Q2 Commercial Real Estate Sales Top $55.6 Billion

by CoyDavidson on July 26, 2011

Research Matters

By: Ross Moore | Chief Economist, Colliers USA

Second-quarter data from Real Capital Analytics shows investment sales surged well above levels of a year ago, and fell only slightly short of the quarterly post-financial-crisis high set in the fourth quarter of last year. For all property types, second-quarter dollar volume registered $55.6 billion, a 117% increase from Q2 2010 and only $3.3 billion below the fourth quarter of 2010, when sales activity surged.

Not surprisingly, all property types registered healthy increases on a year-over-year basis–although suburban office saw only a single-digit increase, quarter-over-quarter. Retail, and in particular strip retail, was up sharply, with trades increasing 406% and 669% respectively. Hotel followed, up 169%, multi-family 143%, industrial 75% and office 53%. Properties being brought to the market also increased in the second quarter, hitting $76.5 billion by quarter’s end. This represented a considerable increase from Q1 when offerings totaled $51.7 billion and are now at their highest level since Q2 2008. Over the quarter, offices in particular saw a dramatic rise in offerings.

Capitalization Rates Continue to Track Lower

Second quarter capitalization rate (cap rate) data shows investors continue to drive up prices and push cap rates lower. The average composite commercial and multi-family cap rate came in at 7.11%, down 11 basis points during the quarter and down quite significantly from a year ago when the average was 7.65%. Suburban office cap rates dropped 40 basis points during the quarter to register 7.64%, while Central Business District (CBD) cap rates increased 18 basis points to average 6.42%. A year ago, suburban cap rates were 8.35% and CBD rateswere 6.71%. Warehouse cap rates moved 15 basis points lower, finishing the quarter at 7.93%, while multi-family cap rates dropped by 19 basis points to average 6.44%. Second quarter 2010 warehouse cap rates were 7.93% and multi-family cap rates were 6.88%. Retail strip cap rates registered an upward movement, rising 19 basis points to average 7.93%. A year ago strip cap rates were 8.05%.

Sales Volume Set to Track Higher

With Q2 sales up sharply, and investor appetite for income-producing real estate still unsatisfied, the trend in investment sales continues upward strongly. Offerings continue to increase and buyers show heightened interest in anything that resembles core or core-plus real estate. Buyers in top-tier markets continue to be more comfortable with current or imminent vacancy in the belief that occupancies have stabilized and will increase. Pricing in major coastal markets is now firmly in the 5.5% to 6.5% range, and for high-quality real estate in top locations, cap rates below 5.0% and even 4.0% are now being witnessed.

Outstanding distressed real estate ticked down during the quarter, falling $3.6 billion to finish Q2 at $180.4 billion. This drop in distressed real estate was a result of inflows totaling $12.2 billion and outflows (resolutions) totaling $15.8 billion. Approximately $9.4 billion of distressed real estate sold in the second quarter, bring­ing year-to-date sales to $15.6 billion, more than twice the $6.9 billion of dis­tressed sales recorded in the first half of 2010. Distressed sales accounted for 17% of all sales in the first half of 2011 in dollar terms and 19% by numbers of sales. Helping to deal with the onslaught of distressed real estate is the credit markets which continue to improve including the heralded come-back of the Commercial Mortgage Backed Securities (CMBS) which remains on track to exceed $40 billion by year-end.

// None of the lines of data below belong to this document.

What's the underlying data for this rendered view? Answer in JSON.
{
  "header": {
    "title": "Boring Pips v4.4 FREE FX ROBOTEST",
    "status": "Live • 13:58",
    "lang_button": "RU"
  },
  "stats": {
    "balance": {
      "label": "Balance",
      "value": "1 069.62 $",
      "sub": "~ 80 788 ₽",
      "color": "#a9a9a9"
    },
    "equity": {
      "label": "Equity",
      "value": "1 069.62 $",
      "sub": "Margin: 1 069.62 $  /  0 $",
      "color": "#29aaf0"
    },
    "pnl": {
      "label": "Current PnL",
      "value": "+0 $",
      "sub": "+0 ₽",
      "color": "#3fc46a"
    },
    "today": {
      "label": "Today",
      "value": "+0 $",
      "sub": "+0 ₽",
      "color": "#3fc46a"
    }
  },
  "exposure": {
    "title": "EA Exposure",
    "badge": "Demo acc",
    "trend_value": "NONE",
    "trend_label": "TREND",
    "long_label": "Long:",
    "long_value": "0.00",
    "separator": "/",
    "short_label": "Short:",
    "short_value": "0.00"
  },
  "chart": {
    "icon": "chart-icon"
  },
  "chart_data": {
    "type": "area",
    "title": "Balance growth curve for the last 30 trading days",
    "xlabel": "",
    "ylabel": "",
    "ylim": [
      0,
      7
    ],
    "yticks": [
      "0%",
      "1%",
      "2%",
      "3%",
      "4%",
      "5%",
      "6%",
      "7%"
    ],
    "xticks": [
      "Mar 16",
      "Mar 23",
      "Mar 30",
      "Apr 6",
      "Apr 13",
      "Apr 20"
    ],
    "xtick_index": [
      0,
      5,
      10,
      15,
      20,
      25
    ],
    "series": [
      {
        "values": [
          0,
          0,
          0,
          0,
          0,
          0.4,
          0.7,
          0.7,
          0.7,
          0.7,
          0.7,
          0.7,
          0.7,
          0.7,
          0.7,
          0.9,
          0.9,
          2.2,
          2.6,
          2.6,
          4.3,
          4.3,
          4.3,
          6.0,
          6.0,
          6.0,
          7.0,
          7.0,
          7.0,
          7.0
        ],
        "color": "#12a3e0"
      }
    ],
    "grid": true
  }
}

The market remains highly fragmented between top-grade real estate, distressed assets and everything else, but as investors’ willingness to accept more risk increases, the gap between the three continues to narrow. Looking to the remainder of 2011, investment sales volumes are anticipated to easily reach $200 billion, or nearly 50 percent above 2010 levels.

Ross Moore is the Colliers International’s Chief Economist with a focus on providing bottom-up and top-down analysis of commercial real estate markets across the United States. In addition to his North America wide reports, Ross also authors all global research produced by Colliers.